Anche perché è saltato fuori che è la stessa Mamma Tigre ad avere capito che ci sono cose più efficaci del merito. Come scrive Sara Jones su The Cut, esistono ragioni piuttosto fondate di sospettare che Chua abbia dato una spintarella alla figlia maggiore perché ottenesse un lavoro alla Corte Suprema, in uno scambio di favori. Nel luglio del 2018 Chua aveva scritto un editoriale sul Wall Street Journal in cui difendeva Brett Kavanaugh, l’attuale giudice della Corte Suprema nominato quell’anno da Donald Trump, la cui conferma è stata particolarmente turbolenta perché fu accusato di tentato stupro, oltre che di una serie di molestie “minori” (se paragonate al tentato stupro). Chua scrisse che era in realtà un paladino delle donne, al punto che le sarebbe piaciuto che sua figlia lavorasse per lui. Mandiamo il nastro avanti di un anno e, sorpresa, la figlia lavora per Kavanaugh alla Corte Suprema.

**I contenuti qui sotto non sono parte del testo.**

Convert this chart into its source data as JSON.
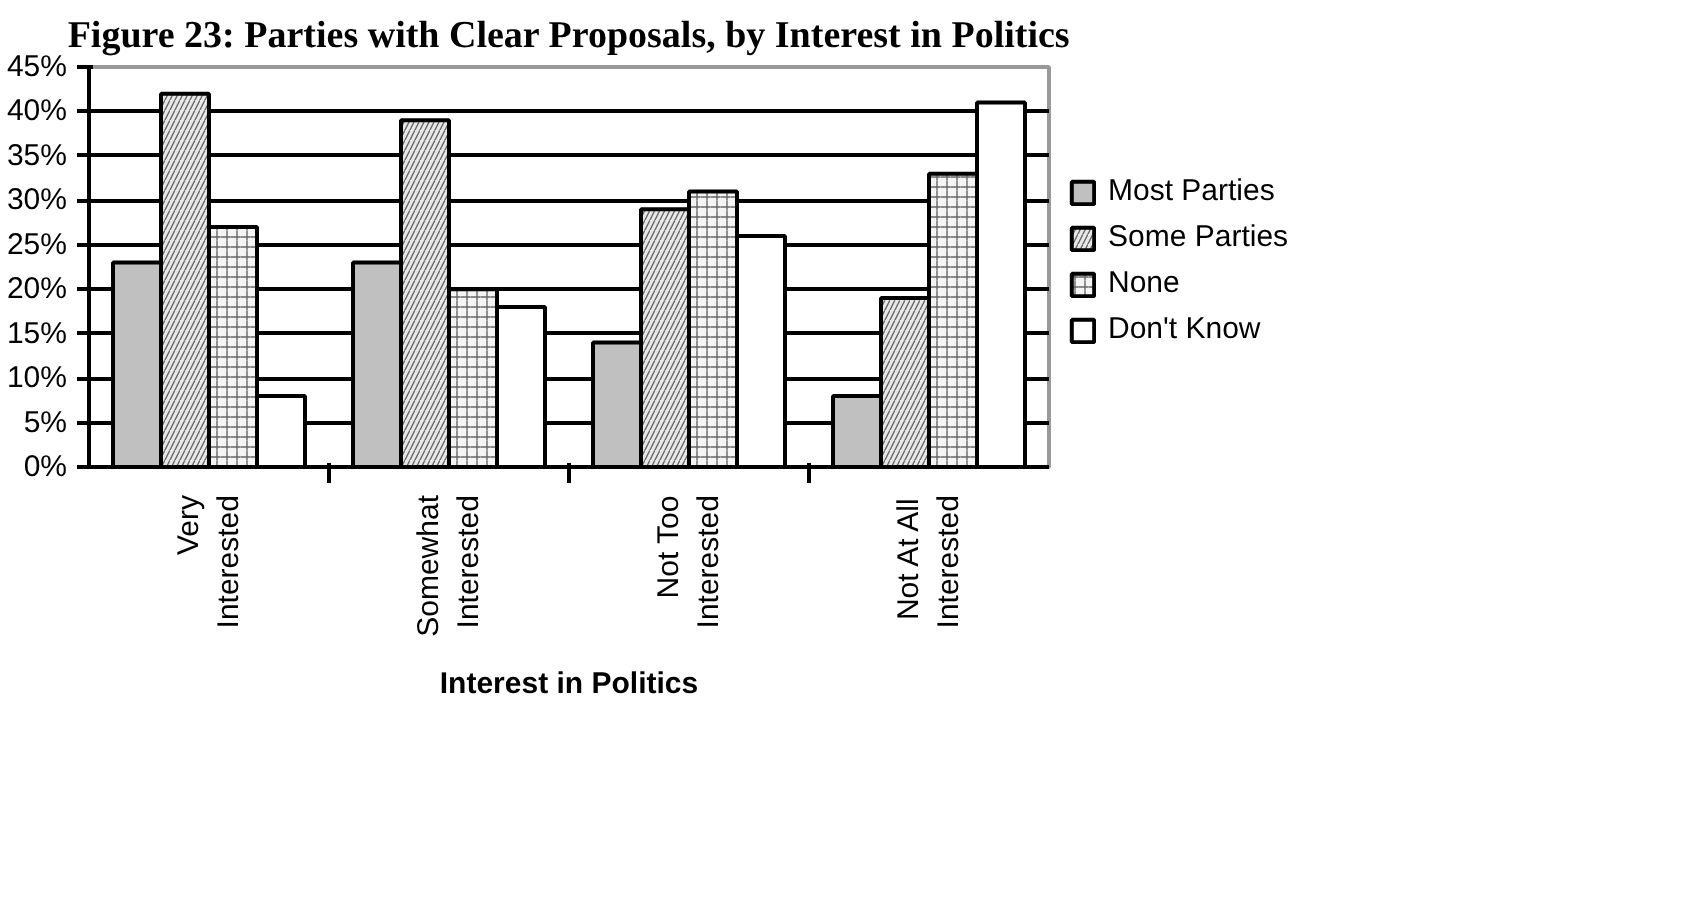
{
  "chart_data": {
    "type": "bar",
    "title": "Figure 23: Parties with Clear Proposals, by Interest in Politics",
    "xlabel": "Interest in Politics",
    "categories": [
      "Very\nInterested",
      "Somewhat\nInterested",
      "Not Too\nInterested",
      "Not At All\nInterested"
    ],
    "series": [
      {
        "name": "Most Parties",
        "color": "#c0c0c0",
        "values": [
          23,
          23,
          14,
          8
        ]
      },
      {
        "name": "Some Parties",
        "color": "#e8e8e8",
        "values": [
          42,
          39,
          29,
          19
        ]
      },
      {
        "name": "None",
        "color": "#f4f4f4",
        "values": [
          27,
          20,
          31,
          33
        ]
      },
      {
        "name": "Don't Know",
        "color": "#ffffff",
        "values": [
          8,
          18,
          26,
          41
        ]
      }
    ],
    "ylim": [
      0,
      45
    ],
    "yticks": [
      {
        "value": 0,
        "label": "0%"
      },
      {
        "value": 5,
        "label": "5%"
      },
      {
        "value": 10,
        "label": "10%"
      },
      {
        "value": 15,
        "label": "15%"
      },
      {
        "value": 20,
        "label": "20%"
      },
      {
        "value": 25,
        "label": "25%"
      },
      {
        "value": 30,
        "label": "30%"
      },
      {
        "value": 35,
        "label": "35%"
      },
      {
        "value": 40,
        "label": "40%"
      },
      {
        "value": 45,
        "label": "45%"
      }
    ],
    "grid": "y",
    "legend": "right"
  }
}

La signora Tigre ci ha fatto una bella figuraccia, primo perché non è carino barattare un editoriale per un trampolino per la prole, e poi perché è ancora meno carino quando hai costruito la tua immagine pubblica sull’elogio della meritocrazia.

A proposito di meritocrazia: c’è qualcosa di simbolicamente rilevante nella caduta di Amy Chua. Perché tutta questa storia arriva in un momento in cui, più in generale, anche nell’America protestante comincia a scricchiolare l’idea che studiare e lavorare sodo sia il segreto del successo. Il 2019 è stato l’anno dello scandalo delle tangenti delle ammissioni dei college (l’Fbi ha scoperto che qualche celebrità di Hollywood pagava tangenti a persone ed enti perché manipolassero le domande di ammissione): la vicenda, che ha risvolti penali e che infatti potrebbe fare finire più di una persona dietro le sbarre, ha sollevato un dibattito più ampio sui sistemi di ammissione, che privilegiano i ricchi anche quando sono legali (il vero scandalo è questo, scriveva il New York Times). Sono anche anni in cui si sta diffondendo l’idea che il rapporto tra reddito e lavoro non sia più quello di una volta: si è parlato molto, nel 2014, del libro di Thomas Picketty, secondo cui ormai il reddito da rendita ha superato il reddito da lavoro (ne parlava anche l’Economist, mica il manifesto). Il modello meritocratico, che era strettamente legato a un buon momento per i cosiddetti professional job, quelle professioni che richiedono un livello avanzato di studio, finalizzato non all’accademia, e che in teoria dovrebbero garantire un buon reddito (medici, avvocati, ingegneri, eccetera). La parabola era questa: crescere i figli con strumenti culturali e autodisciplina; con quegli strumenti culturali e quell’autodisciplina i ragazzi entreranno in una buona università, che se abbiamo i soldi meglio, ma tanto ci sono le borse di studio; con una buona laurea troverà un buon lavoro e vivrà benestante e contento. Qualcosa però è saltato, non ci si crede più, e anche quando ci si crede non va più di moda crederci.